To answer this question, we will go back to the venerable equation:
rate = distance / time
for which we will need to obtain a distance traveled and the time it takes to travel that distance. The obvious time to use is the time for one full revolution of the wheel. If the Texas Star is turning when you visit, then you can grab a stopwatch, choose one of the gondolas, start your timer just as it brushes the ground at the bottom of the wheel, follow it around with your eyes, and stop the time when it returns to the same location. If the wheel is still, you-ll have to rely on information found elsewhere on the web or on my timing — about 40 seconds for a full revolution.
How far does the gondola go in one revolution? Well, what path is it traveling along? It’s a circle, the characteristic shape of a Ferris wheel. So we need the perimeter of that circle, also known as its circumference, for which we can use another famous equation:
Circumference = π × diameter.
How to find the diameter of the wheel? If you can get up close to the Texas Star, you can start all the way at one side where the farthest-out bit of the wheel is just above your head, and count your paces (try to take equal-sized steps) walking alongside the wheel until the opposite side of the wheel is just above your head.
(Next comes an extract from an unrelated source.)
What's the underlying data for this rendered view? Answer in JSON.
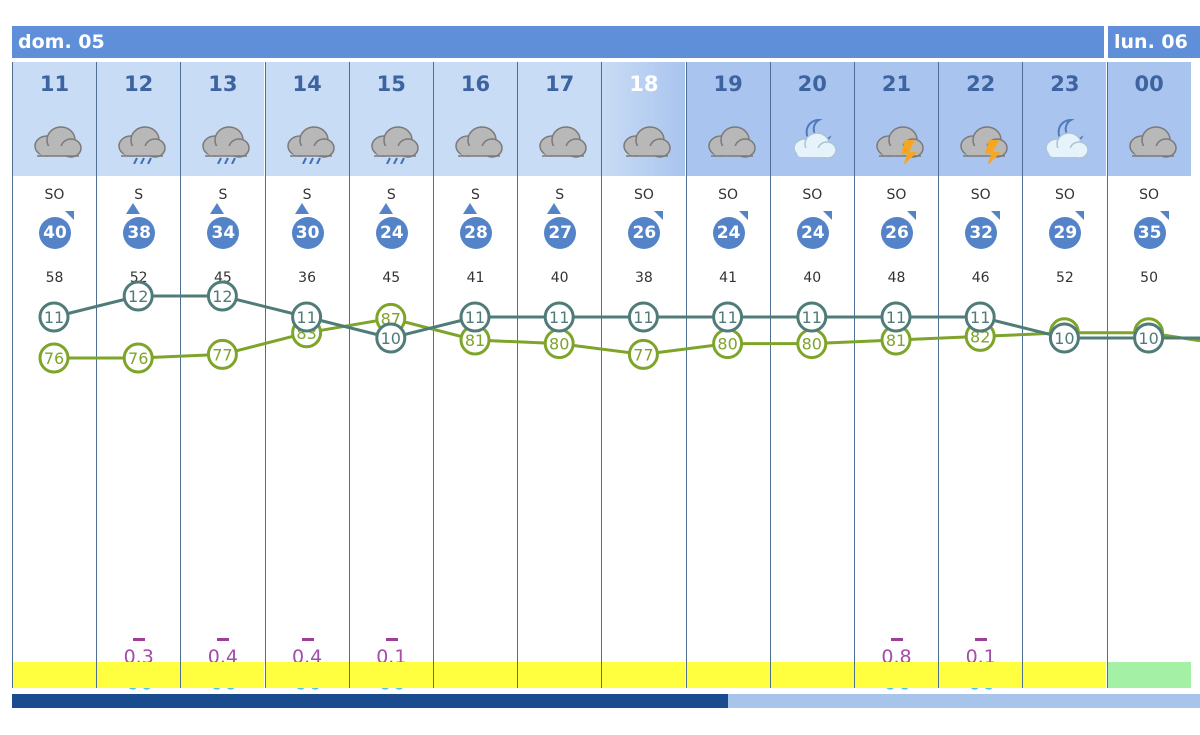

Then with a measuring tape measure the length of ten of your paces (again, trying to use that same equal-sized step you used when pacing off the wheel). Divide the number of paces you counted by ten (hint: that’s easy to do by moving the decimal point one position to the left) and multiply by the length of ten paces.
If you can’t get close enough to the wheel for this method, then again you can rely on published information. According to a 2007 New York Times article, the diameter is approximately 212 feet.
Plugging in to the equation, the gondola travels about 666 feet in one revolution. So using the rate equation, that’s roughly 666/40 = 16.65 feet per second.
OK, that’s nice, but how fast is that? To get a better handle on the speed, we’d like to convert it into a more familiar unit, like miles per hour. To do that, we need to use some unit conversions, which we should write like fractions so that we can cancel:
feet / second) x (1 mile/5280 feet) x (3600 seconds/hour) = 11.35…miles/hour
So the moral of this story is that when you’re riding the Texas Star, you’re traveling at just over 11 miles per hour — not quite as fast as you can ride your bike. On the other hand, it’s pretty hard to ride your bike 20 stories high into the air!